Question de réputation en réalité. « Il y a de la demande en bio. C’est dans l’ère du temps, les gens sont assommés par les perturbateurs endocriniens », grommèle Véronique Etienne.
L’agriculture raisonnée a le désavantage de ne pas suffire au niveau des marchés, notamment européens, alors que la certification AB est soumise à la réglementation de l’UE. « Le label bio ça permet de plus facilement accéder au marché », concède la vigneronne. Bien qu’elle commence à se faire un nom dans le milieu viticole, la certification Terra Vitis « n’apporte pas davantage de visibilité » au Château de l’Engarran, selon Lionel Ciechocki.

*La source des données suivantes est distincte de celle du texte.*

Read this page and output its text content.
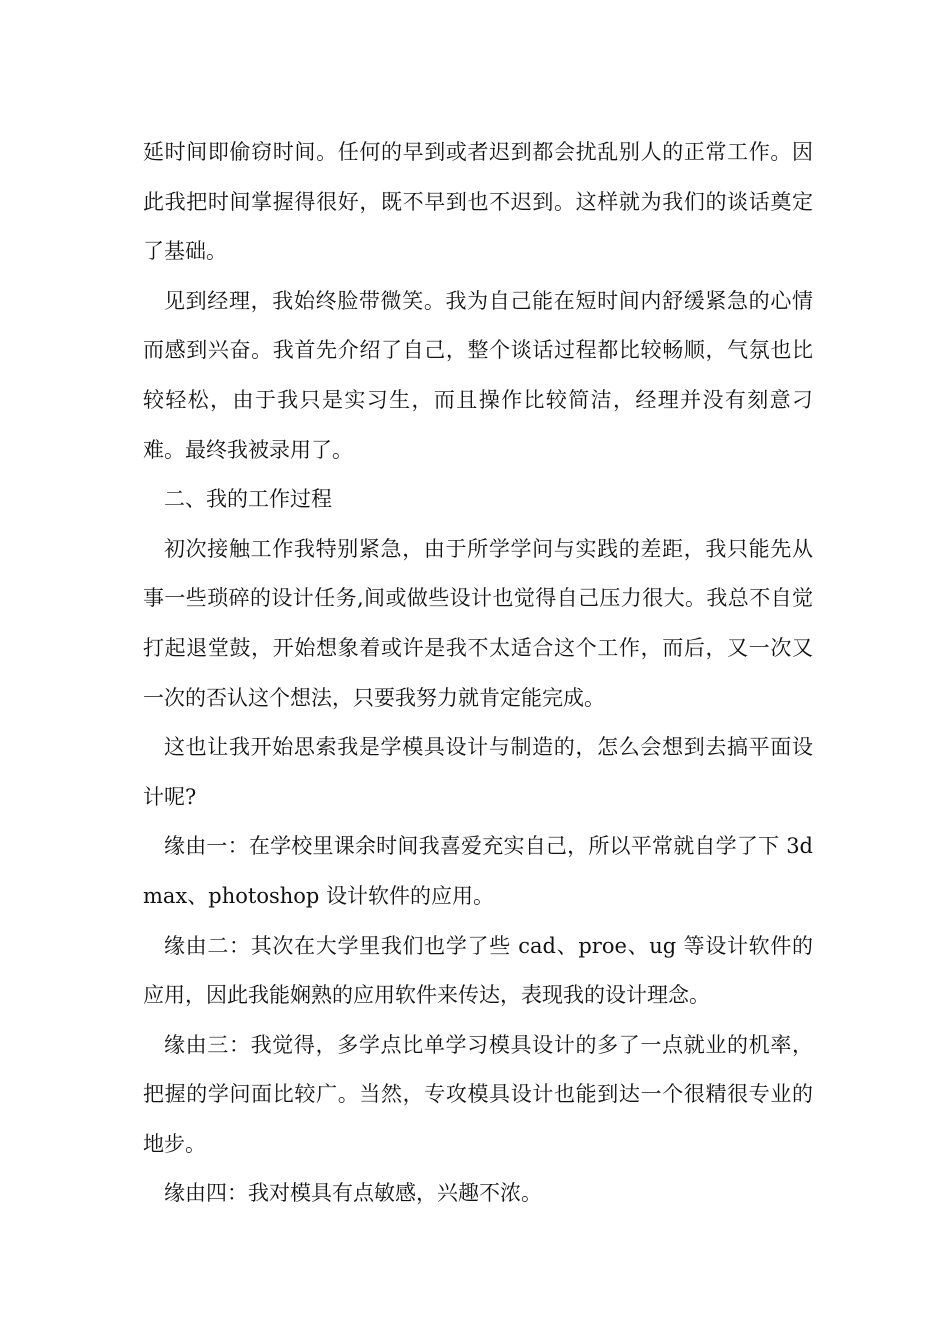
延时间即偷窃时间。任何的早到或者迟到都会扰乱别人的正常工作。因此我把时间掌握得很好，既不早到也不迟到。这样就为我们的谈话奠定了基础。

见到经理，我始终脸带微笑。我为自己能在短时间内舒缓紧急的心情而感到兴奋。我首先介绍了自己，整个谈话过程都比较畅顺，气氛也比较轻松，由于我只是实习生，而且操作比较简洁，经理并没有刻意刁难。最终我被录用了。

二、我的工作过程

初次接触工作我特别紧急，由于所学学问与实践的差距，我只能先从事一些琐碎的设计任务,间或做些设计也觉得自己压力很大。我总不自觉打起退堂鼓，开始想象着或许是我不太适合这个工作，而后，又一次又一次的否认这个想法，只要我努力就肯定能完成。

这也让我开始思索我是学模具设计与制造的，怎么会想到去搞平面设计呢?

缘由一：在学校里课余时间我喜爱充实自己，所以平常就自学了下 3dmax、photoshop 设计软件的应用。

缘由二：其次在大学里我们也学了些 cad、proe、ug 等设计软件的应用，因此我能娴熟的应用软件来传达，表现我的设计理念。

缘由三：我觉得，多学点比单学习模具设计的多了一点就业的机率，把握的学问面比较广。当然，专攻模具设计也能到达一个很精很专业的地步。

缘由四：我对模具有点敏感，兴趣不浓。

Des démarches complémentaires
Bien qu’il ne soit pas possible de cumuler les deux certifications, l’animatrice Terra Vitis l’affirme : les deux démarches sont complémentaires. C’est ce que confirme Laurent Gourdon, chef du service viticulture à la chambre d’agriculture de l’Hérault : « Terra Vitis, ils sont très fort techniquement, la traçabilité est pointue du fait de l’utilisation des produits chimiques. Et le cuivre c’est le point noir du bio. Mais on ne peut pas véritablement les comparer. »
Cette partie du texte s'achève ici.